March Cattle on Feed Report Recap


USDA released their monthly Cattle on Feed report this Friday afternoon (Mar 23). The report showed that 11.677 million head of cattle were in feedlots with 1,000 head capacity or larger on March 1 of this year. This is 2.6% above last year’s on feed number for the same point in time. Pre-report expectations looked for cattle on feed to be up 2.3%, so the reported value was mostly in line with this estimate. Placements into feedlots during February totaled 1.714 million head, up 2.8% from last year. Pre-report estimates pegged placements to be higher by 2.7%, so again the reported number is about spot on. Cattle marketed during February totaled 1.755 million head, down 2.0% from last year. The expectation was for marketing to be lower by 0.5%, so the reported number is likely to be viewed as bearish by most (especially given that it is below the lowest estimate of -1.8%).

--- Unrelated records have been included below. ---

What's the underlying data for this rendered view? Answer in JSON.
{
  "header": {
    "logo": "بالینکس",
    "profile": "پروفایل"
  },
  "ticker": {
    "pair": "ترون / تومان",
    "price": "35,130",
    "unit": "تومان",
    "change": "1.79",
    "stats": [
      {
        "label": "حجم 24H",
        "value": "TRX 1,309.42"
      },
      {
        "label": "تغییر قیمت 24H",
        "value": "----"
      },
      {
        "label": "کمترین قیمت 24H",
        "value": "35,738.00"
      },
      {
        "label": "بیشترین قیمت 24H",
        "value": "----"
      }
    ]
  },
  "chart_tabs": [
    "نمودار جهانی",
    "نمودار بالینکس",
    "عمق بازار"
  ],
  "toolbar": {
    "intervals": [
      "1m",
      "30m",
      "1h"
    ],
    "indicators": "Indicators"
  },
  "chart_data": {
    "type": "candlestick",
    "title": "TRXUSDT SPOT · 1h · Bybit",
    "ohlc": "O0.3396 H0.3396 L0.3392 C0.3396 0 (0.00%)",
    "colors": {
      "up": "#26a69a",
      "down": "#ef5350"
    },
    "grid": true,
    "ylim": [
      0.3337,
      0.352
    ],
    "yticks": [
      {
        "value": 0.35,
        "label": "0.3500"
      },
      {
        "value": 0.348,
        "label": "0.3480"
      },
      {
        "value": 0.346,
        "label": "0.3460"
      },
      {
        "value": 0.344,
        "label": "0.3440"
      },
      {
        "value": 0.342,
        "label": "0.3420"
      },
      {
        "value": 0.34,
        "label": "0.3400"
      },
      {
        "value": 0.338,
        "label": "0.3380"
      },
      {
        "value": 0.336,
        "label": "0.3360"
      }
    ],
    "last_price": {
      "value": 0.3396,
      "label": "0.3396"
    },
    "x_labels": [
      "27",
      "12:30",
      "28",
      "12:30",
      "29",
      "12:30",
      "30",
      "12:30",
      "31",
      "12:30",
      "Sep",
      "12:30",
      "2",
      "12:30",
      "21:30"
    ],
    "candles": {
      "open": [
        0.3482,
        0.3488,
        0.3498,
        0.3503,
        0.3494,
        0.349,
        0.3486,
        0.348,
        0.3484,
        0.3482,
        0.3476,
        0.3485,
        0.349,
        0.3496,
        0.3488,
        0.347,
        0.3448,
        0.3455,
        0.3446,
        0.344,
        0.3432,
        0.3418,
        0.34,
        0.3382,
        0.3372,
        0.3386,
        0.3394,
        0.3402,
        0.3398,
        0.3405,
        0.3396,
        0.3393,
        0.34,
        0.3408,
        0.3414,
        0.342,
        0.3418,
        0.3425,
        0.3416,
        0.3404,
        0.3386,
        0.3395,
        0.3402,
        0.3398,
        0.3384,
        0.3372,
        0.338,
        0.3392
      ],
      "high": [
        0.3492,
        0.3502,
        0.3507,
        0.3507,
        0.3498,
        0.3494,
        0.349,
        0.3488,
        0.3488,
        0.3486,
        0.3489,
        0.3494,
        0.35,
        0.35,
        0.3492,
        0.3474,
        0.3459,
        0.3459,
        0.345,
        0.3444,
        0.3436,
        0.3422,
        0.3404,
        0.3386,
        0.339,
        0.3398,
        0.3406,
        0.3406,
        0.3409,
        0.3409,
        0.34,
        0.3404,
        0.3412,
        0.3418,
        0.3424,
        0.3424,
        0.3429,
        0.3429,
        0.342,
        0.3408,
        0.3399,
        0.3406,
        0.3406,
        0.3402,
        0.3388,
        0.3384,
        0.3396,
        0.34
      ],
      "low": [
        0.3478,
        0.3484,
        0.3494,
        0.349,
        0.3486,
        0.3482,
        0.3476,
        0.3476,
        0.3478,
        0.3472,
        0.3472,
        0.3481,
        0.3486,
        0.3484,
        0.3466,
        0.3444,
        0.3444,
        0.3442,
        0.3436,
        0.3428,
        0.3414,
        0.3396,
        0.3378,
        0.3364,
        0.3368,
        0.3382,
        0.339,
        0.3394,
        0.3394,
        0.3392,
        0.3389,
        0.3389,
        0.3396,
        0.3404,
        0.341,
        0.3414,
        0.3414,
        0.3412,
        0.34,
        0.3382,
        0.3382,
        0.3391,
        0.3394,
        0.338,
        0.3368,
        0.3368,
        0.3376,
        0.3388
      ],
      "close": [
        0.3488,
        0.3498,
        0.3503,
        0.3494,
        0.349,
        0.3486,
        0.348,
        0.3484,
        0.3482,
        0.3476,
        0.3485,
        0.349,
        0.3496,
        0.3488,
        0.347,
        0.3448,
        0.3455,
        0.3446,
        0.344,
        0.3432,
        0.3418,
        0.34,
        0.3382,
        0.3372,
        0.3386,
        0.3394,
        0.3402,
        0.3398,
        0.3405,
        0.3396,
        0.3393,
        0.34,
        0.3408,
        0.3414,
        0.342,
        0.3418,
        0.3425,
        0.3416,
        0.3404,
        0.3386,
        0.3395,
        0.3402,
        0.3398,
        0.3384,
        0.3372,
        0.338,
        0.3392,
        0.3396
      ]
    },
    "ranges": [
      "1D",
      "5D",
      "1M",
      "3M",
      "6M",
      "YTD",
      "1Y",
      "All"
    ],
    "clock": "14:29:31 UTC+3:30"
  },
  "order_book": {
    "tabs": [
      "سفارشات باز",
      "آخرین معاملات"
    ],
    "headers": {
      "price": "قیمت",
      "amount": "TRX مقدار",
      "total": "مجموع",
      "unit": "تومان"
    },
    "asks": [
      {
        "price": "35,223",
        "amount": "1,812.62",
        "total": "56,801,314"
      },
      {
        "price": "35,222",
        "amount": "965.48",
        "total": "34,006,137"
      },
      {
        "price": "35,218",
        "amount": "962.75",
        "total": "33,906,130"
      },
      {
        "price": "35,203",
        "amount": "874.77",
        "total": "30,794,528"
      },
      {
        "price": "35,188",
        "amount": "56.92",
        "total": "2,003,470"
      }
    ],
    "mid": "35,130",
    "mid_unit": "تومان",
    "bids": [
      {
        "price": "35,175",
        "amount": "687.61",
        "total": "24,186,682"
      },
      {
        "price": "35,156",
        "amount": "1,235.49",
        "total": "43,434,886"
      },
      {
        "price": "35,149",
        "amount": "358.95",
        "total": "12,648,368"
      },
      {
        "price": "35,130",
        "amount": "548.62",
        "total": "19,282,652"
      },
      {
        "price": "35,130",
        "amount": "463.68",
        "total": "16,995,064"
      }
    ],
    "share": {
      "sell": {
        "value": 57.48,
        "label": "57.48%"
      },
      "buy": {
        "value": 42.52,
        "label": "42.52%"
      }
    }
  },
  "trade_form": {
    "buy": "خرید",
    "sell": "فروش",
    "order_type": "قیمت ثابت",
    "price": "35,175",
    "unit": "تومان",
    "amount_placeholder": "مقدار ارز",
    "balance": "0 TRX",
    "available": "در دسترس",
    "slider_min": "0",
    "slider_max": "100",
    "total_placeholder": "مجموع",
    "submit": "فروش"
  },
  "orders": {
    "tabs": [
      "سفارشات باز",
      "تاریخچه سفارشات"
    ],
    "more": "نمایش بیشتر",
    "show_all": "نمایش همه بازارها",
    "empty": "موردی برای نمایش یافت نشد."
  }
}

The higher on feed number should not be too alarming. As has been mentioned here in the past, there were many lightweight cattle put on feed durring the latter part of 2011 and some of these are still lingering around. The higher placements, on the other hand does buck the trend of the past two reports which showed lighter placements compared to year ago levels. The lower move in the corn market along with steady to higher cattle prices throughout the month of February tilted the feeding profitability window into positive territory. This led to an increased incentive for feedlots to procure cattle since they could, for all intents and purposes, lock in a profit. As a result feeders were aggressive in locating cattle to place on feed and this shows up in this month’s report. The lack of available cattle in the U.S. led to an increase of feeder cattle imports from Mexico filling U.S. yards. Heavy cattle placements, those over 800 pounds, experienced the largest increase from year ago levels, which should not be a surprise since it was at this time in 2011 that the drought was really taking hold of the Southern Plains and light placements were growing.